In Vorheriger Artikel habe ich geschrieben, wie OTU-Zähldaten abgerufen werden, aber in vielen anderen Fällen als der Diversity-Analyse basiert es auf diesem System. Ich denke, wir werden die Daten diskutieren.
Dieses Mal werde ich darüber schreiben, wie die Korrespondenztabelle von OTU und seinem System mit QIIME2 abgerufen werden kann.
Ehrlich gesagt ist es für diejenigen, die QIIME2 einmal berührt haben, überhaupt nicht schwierig. Persönlich habe ich diesen Artikel geschrieben, um diesen Artikel zu zitieren, wenn ich in Zukunft verschiedene Analysen mit Stammnamen veröffentliche.
Öffnen Sie taxonomy.qzv auf QIIME2 (im Browser anzeigen) gemäß den offiziellen Tutorials (https://docs.qiime2.org/2020.6/tutorials/moving-pictures/).
QIIME2
qiime tools view taxonomy.qzv
Diesmal zur Erläuterung [dieser Link](https://view.qiime2.org/?src=https%3A%2F%2Fdocs.qiime2.org%2F2020.6%2Fdata%2Ftutorials%2Fmoving-pictures % 2Ftaxonomy.qzv), damit die Beispieldaten taxonomy.qzv an die im Browser angezeigte Stelle gesprungen werden können.

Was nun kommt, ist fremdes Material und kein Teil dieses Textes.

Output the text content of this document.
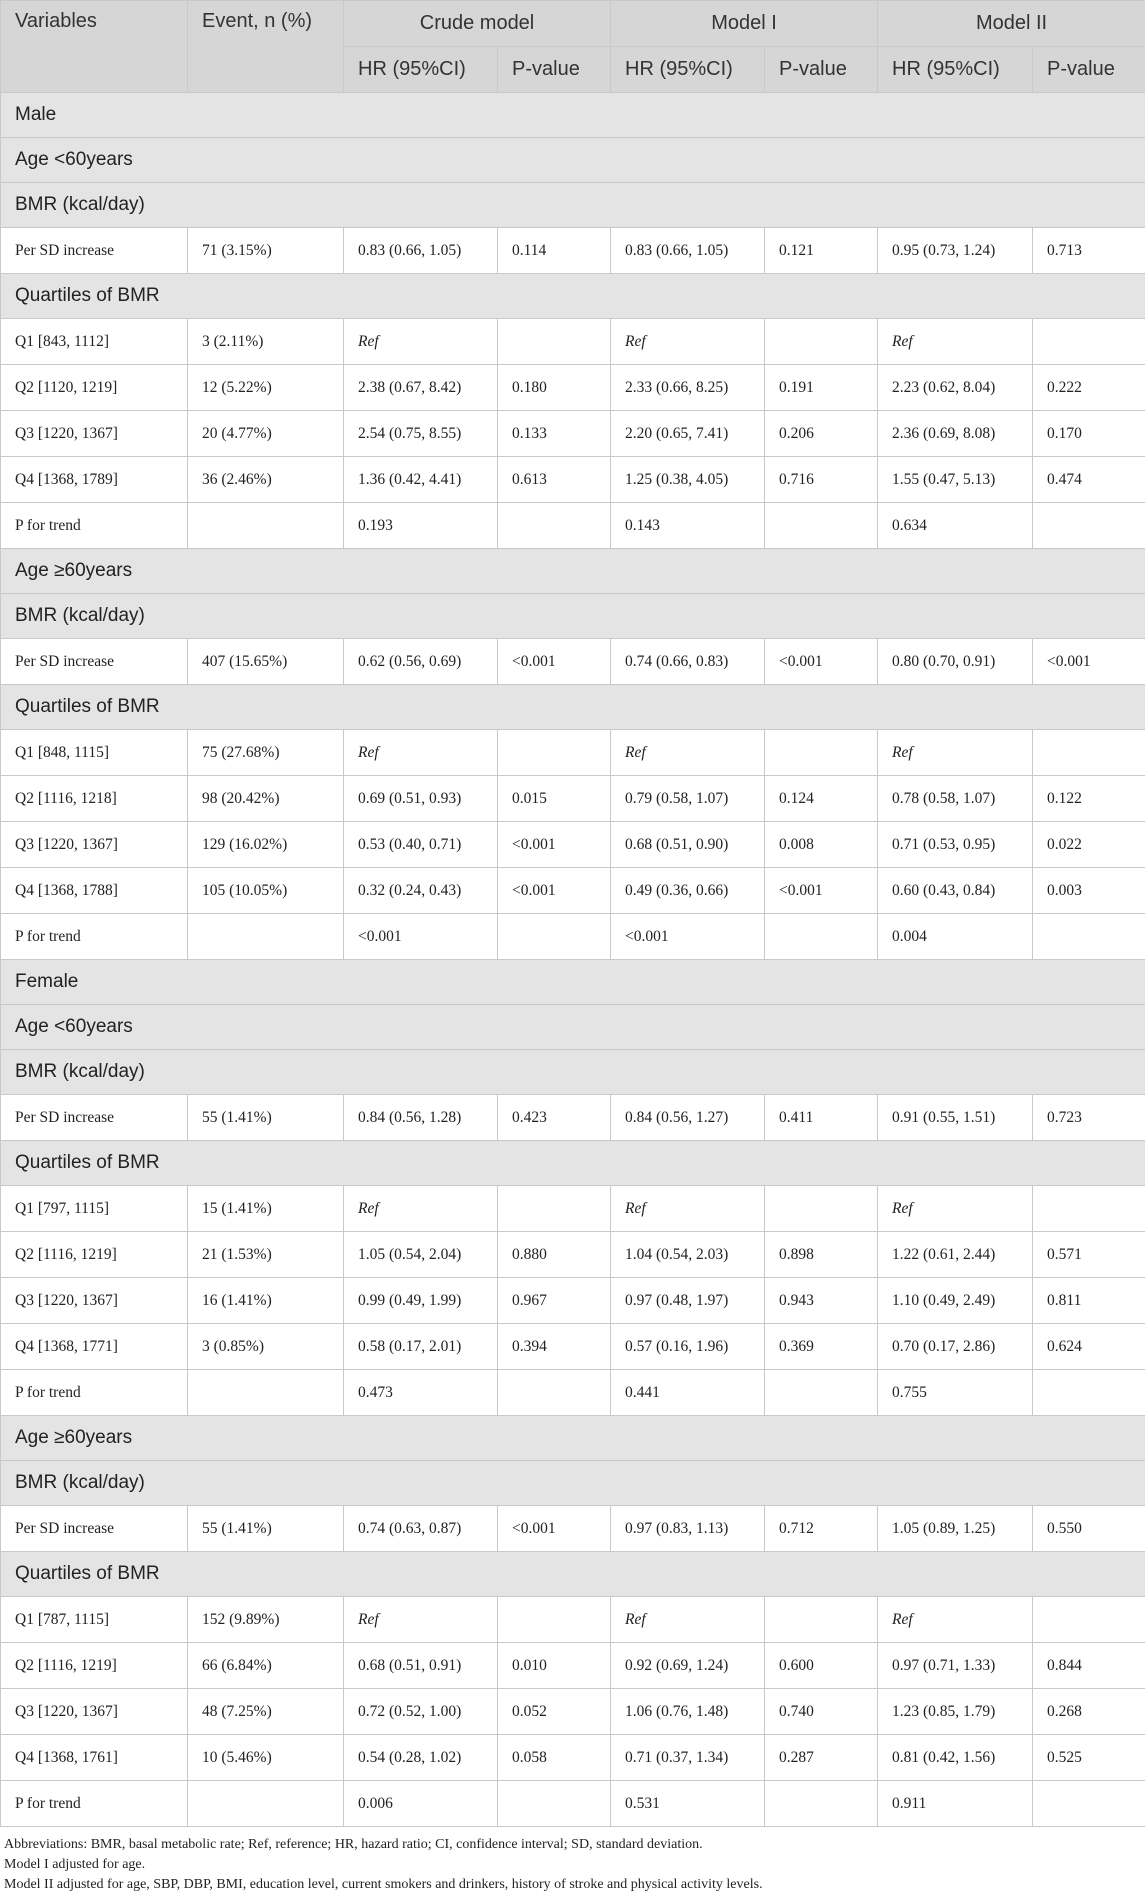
Variables	Event, n (%)	Crude model		Model I		Model II	
		HR (95%CI)	P-value	HR (95%CI)	P-value	HR (95%CI)	P-value
Male							
Age <60years							
BMR (kcal/day)							
Per SD increase	71 (3.15%)	0.83 (0.66, 1.05)	0.114	0.83 (0.66, 1.05)	0.121	0.95 (0.73, 1.24)	0.713
Quartiles of BMR							
Q1 [843, 1112]	3 (2.11%)	Ref		Ref		Ref	
Q2 [1120, 1219]	12 (5.22%)	2.38 (0.67, 8.42)	0.180	2.33 (0.66, 8.25)	0.191	2.23 (0.62, 8.04)	0.222
Q3 [1220, 1367]	20 (4.77%)	2.54 (0.75, 8.55)	0.133	2.20 (0.65, 7.41)	0.206	2.36 (0.69, 8.08)	0.170
Q4 [1368, 1789]	36 (2.46%)	1.36 (0.42, 4.41)	0.613	1.25 (0.38, 4.05)	0.716	1.55 (0.47, 5.13)	0.474
P for trend		0.193		0.143		0.634	
Age ≥60years							
BMR (kcal/day)							
Per SD increase	407 (15.65%)	0.62 (0.56, 0.69)	<0.001	0.74 (0.66, 0.83)	<0.001	0.80 (0.70, 0.91)	<0.001
Quartiles of BMR							
Q1 [848, 1115]	75 (27.68%)	Ref		Ref		Ref	
Q2 [1116, 1218]	98 (20.42%)	0.69 (0.51, 0.93)	0.015	0.79 (0.58, 1.07)	0.124	0.78 (0.58, 1.07)	0.122
Q3 [1220, 1367]	129 (16.02%)	0.53 (0.40, 0.71)	<0.001	0.68 (0.51, 0.90)	0.008	0.71 (0.53, 0.95)	0.022
Q4 [1368, 1788]	105 (10.05%)	0.32 (0.24, 0.43)	<0.001	0.49 (0.36, 0.66)	<0.001	0.60 (0.43, 0.84)	0.003
P for trend		<0.001		<0.001		0.004	
Female							
Age <60years							
BMR (kcal/day)							
Per SD increase	55 (1.41%)	0.84 (0.56, 1.28)	0.423	0.84 (0.56, 1.27)	0.411	0.91 (0.55, 1.51)	0.723
Quartiles of BMR							
Q1 [797, 1115]	15 (1.41%)	Ref		Ref		Ref	
Q2 [1116, 1219]	21 (1.53%)	1.05 (0.54, 2.04)	0.880	1.04 (0.54, 2.03)	0.898	1.22 (0.61, 2.44)	0.571
Q3 [1220, 1367]	16 (1.41%)	0.99 (0.49, 1.99)	0.967	0.97 (0.48, 1.97)	0.943	1.10 (0.49, 2.49)	0.811
Q4 [1368, 1771]	3 (0.85%)	0.58 (0.17, 2.01)	0.394	0.57 (0.16, 1.96)	0.369	0.70 (0.17, 2.86)	0.624
P for trend		0.473		0.441		0.755	
Age ≥60years							
BMR (kcal/day)							
Per SD increase	55 (1.41%)	0.74 (0.63, 0.87)	<0.001	0.97 (0.83, 1.13)	0.712	1.05 (0.89, 1.25)	0.550
Quartiles of BMR							
Q1 [787, 1115]	152 (9.89%)	Ref		Ref		Ref	
Q2 [1116, 1219]	66 (6.84%)	0.68 (0.51, 0.91)	0.010	0.92 (0.69, 1.24)	0.600	0.97 (0.71, 1.33)	0.844
Q3 [1220, 1367]	48 (7.25%)	0.72 (0.52, 1.00)	0.052	1.06 (0.76, 1.48)	0.740	1.23 (0.85, 1.79)	0.268
Q4 [1368, 1761]	10 (5.46%)	0.54 (0.28, 1.02)	0.058	0.71 (0.37, 1.34)	0.287	0.81 (0.42, 1.56)	0.525
P for trend		0.006		0.531		0.911	
Abbreviations: BMR, basal metabolic rate; Ref, reference; HR, hazard ratio; CI, confidence interval; SD, standard deviation.
Model I adjusted for age.
Model II adjusted for age, SBP, DBP, BMI, education level, current smokers and drinkers, history of stroke and physical activity levels.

Die erste Spalte ist die OTU-ID, die zweite Spalte ist der Systemname und die dritte Spalte ist die Zuverlässigkeit (siehe [hier](https://forum.qiime2.org/t/how-is-the-confidence-calculated- für Details). With-Taxa-Zuweisungen / 179)).
Klicken Sie oben links auf "Metadaten-TSV-Datei herunterladen", um die Korrespondenztabelle als .tsv (Textdatei) herunterzuladen.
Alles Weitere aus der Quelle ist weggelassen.